How long can a robots.txt be?
| 12:54 pm on Oct 21, 2003 (gmt 0)|
I'm looking at a report that suggests FAST is being refused access to certain directories by the robots.txt file.
I'm looking at the robots.txt file.
I'm not looking at a robots.txt file that refuses FAST access to these directories, nor am I looking at an incorrectly formatted robots.txt.
I am, however, looking at a huge robots.txt file. It's not small. It's large. Very.
Could this be a problem? Do you think FAST might just cut off the robots.txt after X hundred or Y thousand bytes? A sudden cut might just annoyingly leave a trailing / in the command and block the entire directory that way.
| 3:19 pm on Oct 21, 2003 (gmt 0)|
Welcome to WebmasterWorld [webmasterworld.com]!
> I am, however, looking at a huge robots.txt file. It's not small. It's large. Very.
How large? I used to have one that was about 16kB in size, and had no problems.
I'd suggest e-mailing FAST and asking them about any specific cut-off size.
Just to be sure: Robots.txt Validator [searchengineworld.com]
A few suggestions: Put your robots.txt on a diet [webmasterworld.com]
| 9:14 am on Oct 22, 2003 (gmt 0)|
Thanks. I'm a long time lurker, first time poster. :)
The robots.txt size is... um, erm, ha... a mere 38,357 bytes. So that's about 37M. Did I mention it was huge?
It passes the validation tests. I found your post on how to shorten robots.txt extremely useful. This particular file is silly in length because it excludes so many different URLs explicitly.
I've never considered emailing a search engine (or the people who work there) directly before. I might just get over my "I'm not worthy!" shtick and give it ago. I've also told the mastermind behind this particular robots.txt that meta tagging the specific pages in question and using robots.txt to protect entire directories might be the way to go in this case.
| 9:47 pm on Oct 22, 2003 (gmt 0)|
Well, it can't hurt to try contacting them. I have had good luck -- even with surprisingly-major players -- in reporting problems. As long as you write it up thoroughly and succinctly, and descibe the problem from their point of view, good results can often be had... even a direct response from someone who can/will fix the problem, occasionally. I write up problem reports as factually as I can, provide links to relevant references and URLs, and invite them to look at my files (e.g. to verify that my robots.txt is valid), and generally go with the attitude of "Heads up - I think you have a problem and here is what the problem is."
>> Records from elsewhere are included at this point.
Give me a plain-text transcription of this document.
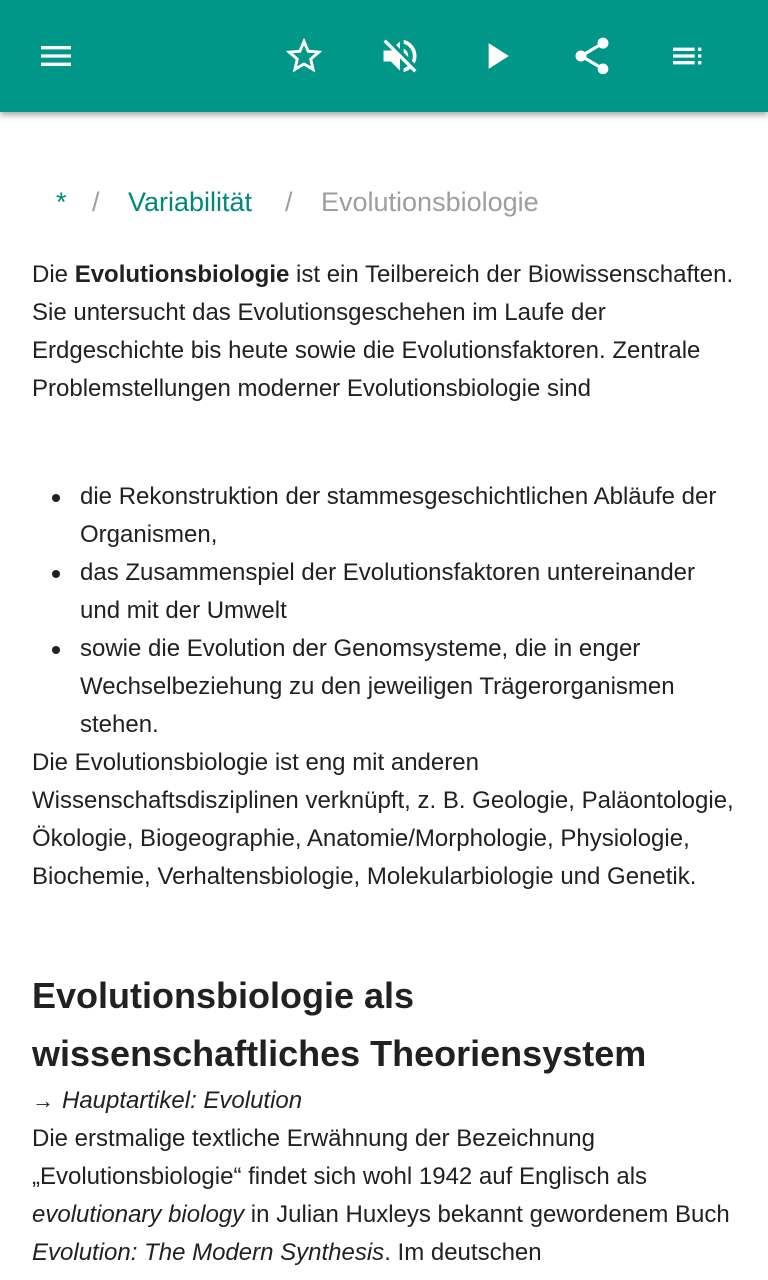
* / Variabilität / Evolutionsbiologie

Die Evolutionsbiologie ist ein Teilbereich der Biowissenschaften. Sie untersucht das Evolutionsgeschehen im Laufe der Erdgeschichte bis heute sowie die Evolutionsfaktoren. Zentrale Problemstellungen moderner Evolutionsbiologie sind

die Rekonstruktion der stammesgeschichtlichen Abläufe der Organismen,
das Zusammenspiel der Evolutionsfaktoren untereinander und mit der Umwelt
sowie die Evolution der Genomsysteme, die in enger Wechselbeziehung zu den jeweiligen Trägerorganismen stehen.

Die Evolutionsbiologie ist eng mit anderen Wissenschaftsdisziplinen verknüpft, z. B. Geologie, Paläontologie, Ökologie, Biogeographie, Anatomie/Morphologie, Physiologie, Biochemie, Verhaltensbiologie, Molekularbiologie und Genetik.

Evolutionsbiologie als wissenschaftliches Theoriensystem
→ Hauptartikel: Evolution

Die erstmalige textliche Erwähnung der Bezeichnung „Evolutionsbiologie“ findet sich wohl 1942 auf Englisch als evolutionary biology in Julian Huxleys bekannt gewordenem Buch Evolution: The Modern Synthesis. Im deutschen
There is a practical difference between using robots.txt and using on-page meta robots tags. If only the on-page robots tag is used, then the robot has to actually fetch the page to read it. If a page is disallowed by robots.txt, then it (usually) won't be fetched; This decision should be made with bandwidth in mind.
Long-term, the site should be modified to group pages into directories and subdirectories based upon whether you want them indexed. It is just one of many factors that determine the directory architecture of a site, but it can be important.
I took your initial post "X hundred to Y thousand bytes" to hint that your robots.txt was 500 to maybe 99kB in size, but big is a relative term. So, is it 38,357 bytes, or 38,357k bytes? Either way, it's big, but 38,357k bytes (37.5M) is huge!